That's nice, but which of those are actually commercial? Most of the "products" featured in that article are one-off research or demonstration tools.
I've made something just like that. A few years back I made a "commercial" hazardous gas sensing system using CNT transistors, and installed it in an industrial chemical facility. This was based on technology I'd worked on as a postdoc which had been picked up by a Silicon Valley company and further invested in by DARPA. That's how things are supposed to work, right? It was a great technology demonstration, but too expensive to actually compete in the market. The project died as soon as we installed that first system.
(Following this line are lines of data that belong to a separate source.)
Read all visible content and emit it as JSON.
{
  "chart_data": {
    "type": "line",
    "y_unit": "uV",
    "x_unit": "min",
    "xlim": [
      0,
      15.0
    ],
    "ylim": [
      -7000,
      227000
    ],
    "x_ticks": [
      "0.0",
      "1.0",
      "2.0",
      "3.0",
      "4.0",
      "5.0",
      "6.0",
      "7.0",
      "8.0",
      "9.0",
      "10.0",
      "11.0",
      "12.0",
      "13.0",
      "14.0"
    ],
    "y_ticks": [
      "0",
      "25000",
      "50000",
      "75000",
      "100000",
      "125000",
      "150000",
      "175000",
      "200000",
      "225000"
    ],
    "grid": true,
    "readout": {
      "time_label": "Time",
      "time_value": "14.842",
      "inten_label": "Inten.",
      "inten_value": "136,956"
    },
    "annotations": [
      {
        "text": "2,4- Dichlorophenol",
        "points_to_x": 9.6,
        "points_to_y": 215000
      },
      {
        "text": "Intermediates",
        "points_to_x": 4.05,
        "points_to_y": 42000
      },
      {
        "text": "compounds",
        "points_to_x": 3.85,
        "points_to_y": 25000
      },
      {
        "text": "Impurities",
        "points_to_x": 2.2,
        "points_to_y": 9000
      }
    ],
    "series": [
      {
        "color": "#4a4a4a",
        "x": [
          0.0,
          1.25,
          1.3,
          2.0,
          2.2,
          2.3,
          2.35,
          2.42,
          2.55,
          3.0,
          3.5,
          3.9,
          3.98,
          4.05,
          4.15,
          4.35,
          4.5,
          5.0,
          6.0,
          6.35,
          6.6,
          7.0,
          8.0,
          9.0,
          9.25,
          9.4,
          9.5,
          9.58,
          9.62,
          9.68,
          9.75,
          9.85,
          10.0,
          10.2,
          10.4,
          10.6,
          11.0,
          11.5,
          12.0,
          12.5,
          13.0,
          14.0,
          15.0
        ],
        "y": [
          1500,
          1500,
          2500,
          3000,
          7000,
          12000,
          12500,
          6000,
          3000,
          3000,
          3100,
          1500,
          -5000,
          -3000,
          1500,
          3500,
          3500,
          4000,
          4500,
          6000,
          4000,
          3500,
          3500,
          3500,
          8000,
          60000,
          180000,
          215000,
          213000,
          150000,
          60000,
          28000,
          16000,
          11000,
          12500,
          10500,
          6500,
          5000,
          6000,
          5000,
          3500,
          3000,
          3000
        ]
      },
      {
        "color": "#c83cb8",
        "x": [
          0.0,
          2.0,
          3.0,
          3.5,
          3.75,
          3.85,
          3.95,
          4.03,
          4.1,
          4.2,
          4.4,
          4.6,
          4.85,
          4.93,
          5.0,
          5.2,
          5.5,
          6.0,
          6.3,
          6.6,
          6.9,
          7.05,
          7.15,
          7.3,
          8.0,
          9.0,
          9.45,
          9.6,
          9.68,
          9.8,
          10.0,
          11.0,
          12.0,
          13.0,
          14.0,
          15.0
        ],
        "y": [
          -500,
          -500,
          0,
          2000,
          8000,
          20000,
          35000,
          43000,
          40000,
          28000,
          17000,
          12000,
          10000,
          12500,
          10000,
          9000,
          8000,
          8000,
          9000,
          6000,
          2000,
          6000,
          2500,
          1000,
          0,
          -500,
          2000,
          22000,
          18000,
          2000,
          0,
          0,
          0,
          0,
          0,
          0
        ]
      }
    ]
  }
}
The problem is not quality of the nanotubes, or material inhomogeneity (crystallographicly pure CNTs have been available for many years now), nor is it the price of CNTs. The limiting cost comes from the manufacturing processes that must be altered from exiting standards to accommodate CNTs. So... demo devices and prototypes are really not interesting anymore, we've had 20 years of those. We need to be seeing investment in foundries and factories designed to handle this material as an input. That's not going to happen at a university, and it's not likely to come from IBM or any of the other companies that have turned the nanotech PR-granting cycle into a cottage industry. If you're a commercial scientist being funded with grants, you have to be very careful not to get caught up in that death-spiral. The particular paper that this Slashdot summary is about is simply a slight alteration of science and techniques first developed (by IBM!) more than 10 years ago (they switched out titanium for molybdenum while keeping the same device geometry and non-scalable fabrication techniques). It's nice to see CNTs get attention again in a top tier journal, but this is not yet commercially relevant work.
We should be interested when IBM says they're setting up a production line to test manufacture, package, and integrate into assembly some thousands of these chips.